The United States “has the most progressive tax system in the developed world,” says economist Adam Michel:
The United States places an unusually heavy share of the tax burden on higher earners. You wouldn’t know this from hearing some politicians claim that the rich escape next to tax-free or deserve to be taxed at higher rates. In reality, the data show the opposite. The most recent example is a study by the Fraser Institute, which shows the US ranks first out of 33 developed countries as having the most progressive tax system.
Progressive tax systems, where tax rates and tax shares increase with income, are often idealized by big-government redistributionists, but they come with trade-offs. As tax systems become more progressive, they make each additional hour of work or investment less rewarding, weakening incentives to work longer hours, take entrepreneurial risks, start new ventures, or invest in continuing education. Over time, these effects compound, slowing economic progress and material well-being for everyone. Highly progressive tax systems are also more volatile revenue sources, unfairly treat similar citizens in vastly different ways, encourage avoidance and evasion, and increase administrative complexity.
The Fraser Institute authors construct an index of five measures of a tax system’s progressivity, capturing differences between the top and bottom income tax rates, the top bracket threshold and personal exemptions as a share of the average wage, the income tax share of total revenue, and the consumption tax share of total revenue. The final index, summarized in Figure 1, ranks countries from 0 to 10, with 10 being the most progressive tax system.

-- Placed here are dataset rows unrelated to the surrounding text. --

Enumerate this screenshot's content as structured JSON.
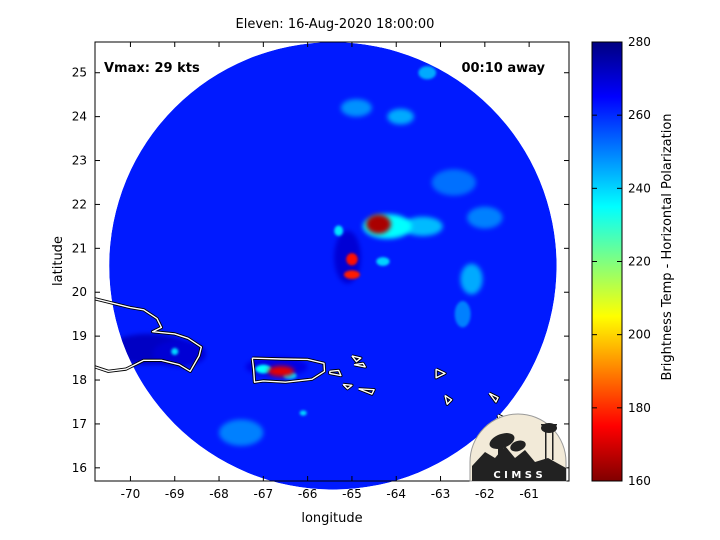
{
  "chart_data": {
    "type": "heatmap",
    "title": "Eleven: 16-Aug-2020 18:00:00",
    "xlabel": "longitude",
    "ylabel": "latitude",
    "xlim": [
      -70.8,
      -60.1
    ],
    "ylim": [
      15.7,
      25.7
    ],
    "xticks": [
      -70,
      -69,
      -68,
      -67,
      -66,
      -65,
      -64,
      -63,
      -62,
      -61
    ],
    "yticks": [
      16,
      17,
      18,
      19,
      20,
      21,
      22,
      23,
      24,
      25
    ],
    "annotations": {
      "vmax": "Vmax: 29 kts",
      "away": "00:10 away"
    },
    "swath": {
      "center_lon": -65.43,
      "center_lat": 20.6,
      "radius_deg": 5.05
    },
    "colorbar": {
      "label": "Brightness Temp - Horizontal Polarization",
      "min": 160,
      "max": 280,
      "ticks": [
        160,
        180,
        200,
        220,
        240,
        260,
        280
      ],
      "colors": [
        "#800000",
        "#ff0000",
        "#ff8000",
        "#ffff00",
        "#80ff80",
        "#00ffff",
        "#0080ff",
        "#0000ff",
        "#000080"
      ]
    },
    "background_temp": 262,
    "features": [
      {
        "lon": -64.4,
        "lat": 21.55,
        "rx": 0.28,
        "ry": 0.22,
        "t": 165
      },
      {
        "lon": -64.2,
        "lat": 21.5,
        "rx": 0.55,
        "ry": 0.28,
        "t": 235
      },
      {
        "lon": -63.4,
        "lat": 21.5,
        "rx": 0.45,
        "ry": 0.22,
        "t": 243
      },
      {
        "lon": -65.0,
        "lat": 20.75,
        "rx": 0.13,
        "ry": 0.14,
        "t": 176
      },
      {
        "lon": -65.0,
        "lat": 20.4,
        "rx": 0.18,
        "ry": 0.1,
        "t": 178
      },
      {
        "lon": -65.3,
        "lat": 21.4,
        "rx": 0.1,
        "ry": 0.12,
        "t": 238
      },
      {
        "lon": -64.3,
        "lat": 20.7,
        "rx": 0.15,
        "ry": 0.1,
        "t": 240
      },
      {
        "lon": -62.3,
        "lat": 20.3,
        "rx": 0.25,
        "ry": 0.35,
        "t": 245
      },
      {
        "lon": -62.5,
        "lat": 19.5,
        "rx": 0.18,
        "ry": 0.3,
        "t": 250
      },
      {
        "lon": -64.9,
        "lat": 24.2,
        "rx": 0.35,
        "ry": 0.2,
        "t": 248
      },
      {
        "lon": -63.9,
        "lat": 24.0,
        "rx": 0.3,
        "ry": 0.18,
        "t": 245
      },
      {
        "lon": -62.7,
        "lat": 22.5,
        "rx": 0.5,
        "ry": 0.3,
        "t": 252
      },
      {
        "lon": -62.0,
        "lat": 21.7,
        "rx": 0.4,
        "ry": 0.25,
        "t": 250
      },
      {
        "lon": -63.3,
        "lat": 25.0,
        "rx": 0.2,
        "ry": 0.15,
        "t": 245
      },
      {
        "lon": -66.6,
        "lat": 18.2,
        "rx": 0.3,
        "ry": 0.12,
        "t": 172
      },
      {
        "lon": -67.0,
        "lat": 18.25,
        "rx": 0.18,
        "ry": 0.1,
        "t": 235
      },
      {
        "lon": -66.4,
        "lat": 18.1,
        "rx": 0.15,
        "ry": 0.08,
        "t": 240
      },
      {
        "lon": -66.7,
        "lat": 18.3,
        "rx": 0.7,
        "ry": 0.22,
        "t": 268
      },
      {
        "lon": -69.6,
        "lat": 18.7,
        "rx": 0.9,
        "ry": 0.35,
        "t": 272
      },
      {
        "lon": -68.9,
        "lat": 18.6,
        "rx": 0.6,
        "ry": 0.3,
        "t": 270
      },
      {
        "lon": -69.0,
        "lat": 18.65,
        "rx": 0.08,
        "ry": 0.08,
        "t": 240
      },
      {
        "lon": -66.1,
        "lat": 17.25,
        "rx": 0.08,
        "ry": 0.06,
        "t": 240
      },
      {
        "lon": -65.1,
        "lat": 20.8,
        "rx": 0.3,
        "ry": 0.6,
        "t": 270
      },
      {
        "lon": -67.5,
        "lat": 16.8,
        "rx": 0.5,
        "ry": 0.3,
        "t": 250
      }
    ],
    "coastlines": [
      [
        [
          -70.8,
          19.85
        ],
        [
          -70.4,
          19.75
        ],
        [
          -70.0,
          19.65
        ],
        [
          -69.7,
          19.6
        ],
        [
          -69.4,
          19.4
        ],
        [
          -69.3,
          19.2
        ],
        [
          -69.5,
          19.1
        ],
        [
          -69.0,
          19.05
        ],
        [
          -68.7,
          18.95
        ],
        [
          -68.4,
          18.75
        ],
        [
          -68.45,
          18.55
        ],
        [
          -68.65,
          18.2
        ],
        [
          -68.9,
          18.35
        ],
        [
          -69.3,
          18.45
        ],
        [
          -69.7,
          18.45
        ],
        [
          -70.1,
          18.25
        ],
        [
          -70.5,
          18.2
        ],
        [
          -70.8,
          18.3
        ]
      ],
      [
        [
          -67.25,
          18.5
        ],
        [
          -66.6,
          18.48
        ],
        [
          -66.0,
          18.47
        ],
        [
          -65.63,
          18.38
        ],
        [
          -65.62,
          18.2
        ],
        [
          -65.9,
          18.02
        ],
        [
          -66.5,
          17.95
        ],
        [
          -67.0,
          17.98
        ],
        [
          -67.2,
          17.95
        ],
        [
          -67.22,
          18.25
        ],
        [
          -67.25,
          18.5
        ]
      ],
      [
        [
          -65.5,
          18.2
        ],
        [
          -65.3,
          18.22
        ],
        [
          -65.25,
          18.1
        ],
        [
          -65.5,
          18.15
        ],
        [
          -65.5,
          18.2
        ]
      ],
      [
        [
          -65.2,
          17.9
        ],
        [
          -65.0,
          17.88
        ],
        [
          -65.1,
          17.8
        ],
        [
          -65.2,
          17.9
        ]
      ],
      [
        [
          -64.95,
          18.35
        ],
        [
          -64.75,
          18.38
        ],
        [
          -64.7,
          18.3
        ],
        [
          -64.95,
          18.35
        ]
      ],
      [
        [
          -65.0,
          18.55
        ],
        [
          -64.8,
          18.5
        ],
        [
          -64.9,
          18.42
        ],
        [
          -65.0,
          18.55
        ]
      ],
      [
        [
          -64.85,
          17.8
        ],
        [
          -64.5,
          17.78
        ],
        [
          -64.55,
          17.68
        ],
        [
          -64.85,
          17.8
        ]
      ],
      [
        [
          -63.1,
          18.25
        ],
        [
          -62.9,
          18.15
        ],
        [
          -63.1,
          18.05
        ],
        [
          -63.1,
          18.25
        ]
      ],
      [
        [
          -62.9,
          17.65
        ],
        [
          -62.75,
          17.55
        ],
        [
          -62.85,
          17.45
        ],
        [
          -62.9,
          17.65
        ]
      ],
      [
        [
          -61.9,
          17.7
        ],
        [
          -61.7,
          17.6
        ],
        [
          -61.75,
          17.5
        ],
        [
          -61.9,
          17.7
        ]
      ],
      [
        [
          -61.7,
          17.2
        ],
        [
          -61.5,
          17.1
        ],
        [
          -61.65,
          17.0
        ],
        [
          -61.7,
          17.2
        ]
      ],
      [
        [
          -61.95,
          16.8
        ],
        [
          -61.65,
          16.75
        ],
        [
          -61.45,
          16.65
        ],
        [
          -61.55,
          16.95
        ],
        [
          -61.95,
          16.8
        ]
      ],
      [
        [
          -61.9,
          16.4
        ],
        [
          -61.75,
          16.25
        ],
        [
          -61.8,
          16.15
        ],
        [
          -61.9,
          16.4
        ]
      ]
    ],
    "logo_text": "C I M S S"
  }
}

More at this link: https://www.cato.org/blog/united-states-has-most-progressive-tax-system-developed-world
In other news, the low-income housing tax credit (LIHTC) drives cost inflation in “affordable” housing projects, while costing taxpayers $14 billion per year, explains a news article in the Washington Post. This echoes what economists have been saying for years.
As Cato Institute economist Adam Michel explains, the low-income housing tax credit “inflates construction costs, crowds out market-based development, and funnels most of its benefits to investors and developers instead of renters….Complexity. The LIHTC has spawned a compliance industry of lawyers, accountants, and consultants. The statute, IRS regulations, and compliance guides span more than 2,000 pages, entailing huge bureaucratic overhead….Fraud and corruption. With minimal oversight, the program is ripe for abuse. Because state and local officials have discretion in awarding credits, it has been associated with numerous scandals involving public officials and politically connected developers. Doesn’t help renters. Statistical studies suggest that as much as two-thirds of LIHTC benefits are captured by investors and developers…Crowd out. Rather than expanding the overall housing supply, LIHTC projects often displace or delay private construction that would have happened anyway, adding costs without adding new housing units.”